City native will lead Episcopals in Alabama
Published 1:01 am Saturday, September 10, 2011
A Vicksburg native has been elected bishop of the Episcopal Church in Alabama.
The Right Rev. John McKee Sloan, 55, is the 11th bishop tapped to lead the Episcopal Diocese of Alabama, based in Birmingham. He succeeds the retiring Right Rev. Henry N. Parsley Jr.
Sloan has been assistant to the bishop since 2008. He takes the reins Jan. 7 after a ceremony, said his assistant, Denise Servant.
“The bishop is the chief pastor of the diocese,” Sloan said. “Every congregation is autonomous and at the same time united. We encourage people to think and have their own opinions. Part of my role is to bring people together to disagree lovingly and respectfully.”
Episcopal bishops are elected by rectors and retired rectors in their diocese. Sloan was elected from a field of four.
He will oversee 91 congregations in Alabama.
Sloan knew since he was 13 years old that he wanted to be a priest.
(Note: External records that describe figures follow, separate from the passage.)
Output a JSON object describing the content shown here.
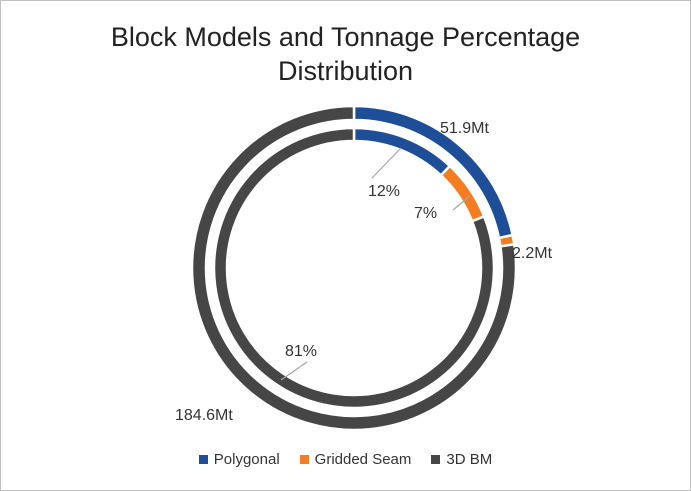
{
  "chart_data": {
    "type": "pie",
    "subtype": "double-doughnut",
    "title": "Block Models and Tonnage Percentage Distribution",
    "title_lines": [
      "Block Models and Tonnage Percentage",
      "Distribution"
    ],
    "categories": [
      "Polygonal",
      "Gridded Seam",
      "3D BM"
    ],
    "colors": [
      "#1f4e99",
      "#f57c20",
      "#464646"
    ],
    "series": [
      {
        "ring": "outer",
        "values": [
          51.9,
          2.2,
          184.6
        ],
        "labels": [
          "51.9Mt",
          "2.2Mt",
          "184.6Mt"
        ]
      },
      {
        "ring": "inner",
        "values": [
          12,
          7,
          81
        ],
        "labels": [
          "12%",
          "7%",
          "81%"
        ]
      }
    ],
    "legend_position": "bottom"
  }
}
He credits The Rev. Clifton McInnis, former rector of The Church of the Holy Trinity, Episcopal, with guidance.
“He spent time listening to me instead of treating me like a goofy 13-year-old,” he said. “It meant the world to me. I wanted to be like Father McInnis.”
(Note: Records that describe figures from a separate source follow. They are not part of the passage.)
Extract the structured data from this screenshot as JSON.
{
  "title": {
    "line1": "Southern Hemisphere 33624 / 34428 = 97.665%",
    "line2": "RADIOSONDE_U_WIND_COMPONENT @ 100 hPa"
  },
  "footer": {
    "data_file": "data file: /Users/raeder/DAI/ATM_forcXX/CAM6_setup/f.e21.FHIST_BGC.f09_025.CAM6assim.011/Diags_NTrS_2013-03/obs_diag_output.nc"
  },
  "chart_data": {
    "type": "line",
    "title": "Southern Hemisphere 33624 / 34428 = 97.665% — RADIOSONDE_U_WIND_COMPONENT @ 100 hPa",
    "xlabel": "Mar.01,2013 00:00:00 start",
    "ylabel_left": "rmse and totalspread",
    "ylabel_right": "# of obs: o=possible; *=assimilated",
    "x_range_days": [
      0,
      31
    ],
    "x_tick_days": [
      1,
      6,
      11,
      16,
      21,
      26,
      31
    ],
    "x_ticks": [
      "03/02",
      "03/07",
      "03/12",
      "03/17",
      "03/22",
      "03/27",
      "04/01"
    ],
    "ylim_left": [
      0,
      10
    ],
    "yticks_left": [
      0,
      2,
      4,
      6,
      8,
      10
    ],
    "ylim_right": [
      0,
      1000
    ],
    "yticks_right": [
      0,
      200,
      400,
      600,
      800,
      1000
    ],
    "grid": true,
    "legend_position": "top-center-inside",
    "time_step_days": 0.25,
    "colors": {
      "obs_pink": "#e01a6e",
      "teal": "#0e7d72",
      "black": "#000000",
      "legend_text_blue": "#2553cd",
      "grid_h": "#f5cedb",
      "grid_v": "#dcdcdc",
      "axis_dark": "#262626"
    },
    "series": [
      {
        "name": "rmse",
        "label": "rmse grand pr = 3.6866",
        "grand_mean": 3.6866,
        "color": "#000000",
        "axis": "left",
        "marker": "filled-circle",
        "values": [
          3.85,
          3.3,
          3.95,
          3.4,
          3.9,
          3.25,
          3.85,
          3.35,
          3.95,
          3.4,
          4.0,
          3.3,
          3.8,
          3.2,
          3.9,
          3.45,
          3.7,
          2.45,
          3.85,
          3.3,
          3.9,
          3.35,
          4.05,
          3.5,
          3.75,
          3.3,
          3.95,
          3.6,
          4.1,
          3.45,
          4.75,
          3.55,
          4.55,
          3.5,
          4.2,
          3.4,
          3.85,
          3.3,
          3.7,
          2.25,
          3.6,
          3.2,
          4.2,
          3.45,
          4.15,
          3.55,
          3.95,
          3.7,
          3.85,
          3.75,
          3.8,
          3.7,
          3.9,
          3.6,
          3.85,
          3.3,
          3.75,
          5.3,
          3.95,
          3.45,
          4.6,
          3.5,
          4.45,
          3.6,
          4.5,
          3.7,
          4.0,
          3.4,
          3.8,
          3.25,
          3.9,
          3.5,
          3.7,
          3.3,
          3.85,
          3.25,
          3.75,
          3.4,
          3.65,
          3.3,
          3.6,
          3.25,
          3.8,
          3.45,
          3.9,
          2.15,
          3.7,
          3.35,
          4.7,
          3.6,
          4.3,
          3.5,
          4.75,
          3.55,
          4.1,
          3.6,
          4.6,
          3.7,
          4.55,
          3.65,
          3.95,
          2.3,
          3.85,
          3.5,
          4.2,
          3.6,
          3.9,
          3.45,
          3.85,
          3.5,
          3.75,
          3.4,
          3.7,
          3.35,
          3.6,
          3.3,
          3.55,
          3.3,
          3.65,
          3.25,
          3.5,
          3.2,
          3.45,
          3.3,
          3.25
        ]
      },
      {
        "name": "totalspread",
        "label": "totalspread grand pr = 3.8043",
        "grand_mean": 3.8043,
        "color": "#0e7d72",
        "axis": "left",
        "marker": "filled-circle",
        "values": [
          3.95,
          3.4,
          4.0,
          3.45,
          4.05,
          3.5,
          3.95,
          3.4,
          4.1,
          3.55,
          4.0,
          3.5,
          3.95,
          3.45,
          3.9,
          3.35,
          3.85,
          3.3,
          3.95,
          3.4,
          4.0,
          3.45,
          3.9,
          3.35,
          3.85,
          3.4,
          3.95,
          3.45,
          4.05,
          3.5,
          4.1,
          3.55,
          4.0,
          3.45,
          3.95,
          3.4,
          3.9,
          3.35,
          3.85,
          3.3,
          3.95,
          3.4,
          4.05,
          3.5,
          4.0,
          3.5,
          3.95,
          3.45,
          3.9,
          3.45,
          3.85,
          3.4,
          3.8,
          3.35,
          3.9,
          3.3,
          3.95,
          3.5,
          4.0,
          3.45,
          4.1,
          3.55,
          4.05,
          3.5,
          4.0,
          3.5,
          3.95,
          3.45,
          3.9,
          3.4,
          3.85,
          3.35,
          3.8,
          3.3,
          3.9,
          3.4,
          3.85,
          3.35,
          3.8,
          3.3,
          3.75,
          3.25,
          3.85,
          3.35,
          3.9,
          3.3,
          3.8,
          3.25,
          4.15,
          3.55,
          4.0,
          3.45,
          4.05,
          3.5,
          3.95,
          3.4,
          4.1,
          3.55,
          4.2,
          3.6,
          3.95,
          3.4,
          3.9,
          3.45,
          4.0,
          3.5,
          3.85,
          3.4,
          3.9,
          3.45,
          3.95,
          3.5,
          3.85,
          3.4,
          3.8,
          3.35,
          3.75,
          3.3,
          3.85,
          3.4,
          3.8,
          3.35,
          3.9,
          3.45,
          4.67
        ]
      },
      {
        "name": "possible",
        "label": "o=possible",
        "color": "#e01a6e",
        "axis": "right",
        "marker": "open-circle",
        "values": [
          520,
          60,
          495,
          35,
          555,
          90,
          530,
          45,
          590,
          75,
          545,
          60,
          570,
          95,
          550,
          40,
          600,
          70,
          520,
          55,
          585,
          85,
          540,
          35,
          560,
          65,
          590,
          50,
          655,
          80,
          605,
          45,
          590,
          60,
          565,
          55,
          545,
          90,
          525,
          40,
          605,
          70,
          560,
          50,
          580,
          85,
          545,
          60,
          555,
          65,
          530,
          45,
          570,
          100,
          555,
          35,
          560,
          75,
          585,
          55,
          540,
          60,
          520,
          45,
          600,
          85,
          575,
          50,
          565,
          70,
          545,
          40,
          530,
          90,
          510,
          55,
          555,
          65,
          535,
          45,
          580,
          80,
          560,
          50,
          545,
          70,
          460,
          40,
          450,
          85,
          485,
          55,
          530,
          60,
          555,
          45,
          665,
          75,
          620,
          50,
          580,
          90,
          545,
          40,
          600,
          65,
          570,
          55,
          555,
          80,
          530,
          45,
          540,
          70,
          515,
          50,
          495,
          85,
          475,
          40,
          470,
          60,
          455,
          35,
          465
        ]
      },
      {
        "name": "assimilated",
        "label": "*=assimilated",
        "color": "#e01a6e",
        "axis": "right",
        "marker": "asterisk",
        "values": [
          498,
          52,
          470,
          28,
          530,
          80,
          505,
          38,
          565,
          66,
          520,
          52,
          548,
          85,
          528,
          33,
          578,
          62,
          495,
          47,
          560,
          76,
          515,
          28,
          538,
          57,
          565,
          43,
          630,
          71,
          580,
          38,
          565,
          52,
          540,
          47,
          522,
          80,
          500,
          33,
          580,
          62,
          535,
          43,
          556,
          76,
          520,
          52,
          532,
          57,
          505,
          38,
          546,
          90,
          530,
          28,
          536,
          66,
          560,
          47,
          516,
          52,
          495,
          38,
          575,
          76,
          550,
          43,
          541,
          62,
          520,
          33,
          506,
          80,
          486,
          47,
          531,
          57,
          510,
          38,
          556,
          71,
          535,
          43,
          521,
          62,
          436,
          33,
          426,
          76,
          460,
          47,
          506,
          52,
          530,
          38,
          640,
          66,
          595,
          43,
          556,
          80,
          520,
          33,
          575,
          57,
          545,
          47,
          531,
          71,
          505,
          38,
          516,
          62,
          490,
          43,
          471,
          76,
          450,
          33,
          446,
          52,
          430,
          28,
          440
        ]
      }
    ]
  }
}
While in Vicksburg, Sloan, the son of the late Richard Crofton Sloan and Mary Bayer Sloan, who now lives in Eutaw, Ala., was a member of Holy Trinity and a graduate of South Vicksburg High School in 1973.
“I was baptized, confirmed and ordained at Holy Trinity,” he said.
Sloan received a bachelor’s in sociology from Mississippi State University in 1976 and a master’s in divinity from the University of the South in Sewanee, Tenn., in 1981.
He served as rector at churches in Olive Branch, West Point, Grenada and Oxford before moving to Alabama in 1993.
He was rector of St. Thomas Episcopal Church in Huntsville from 1993 to 2007. He and his wife, Tina, have two children, McKee and Mary Nell.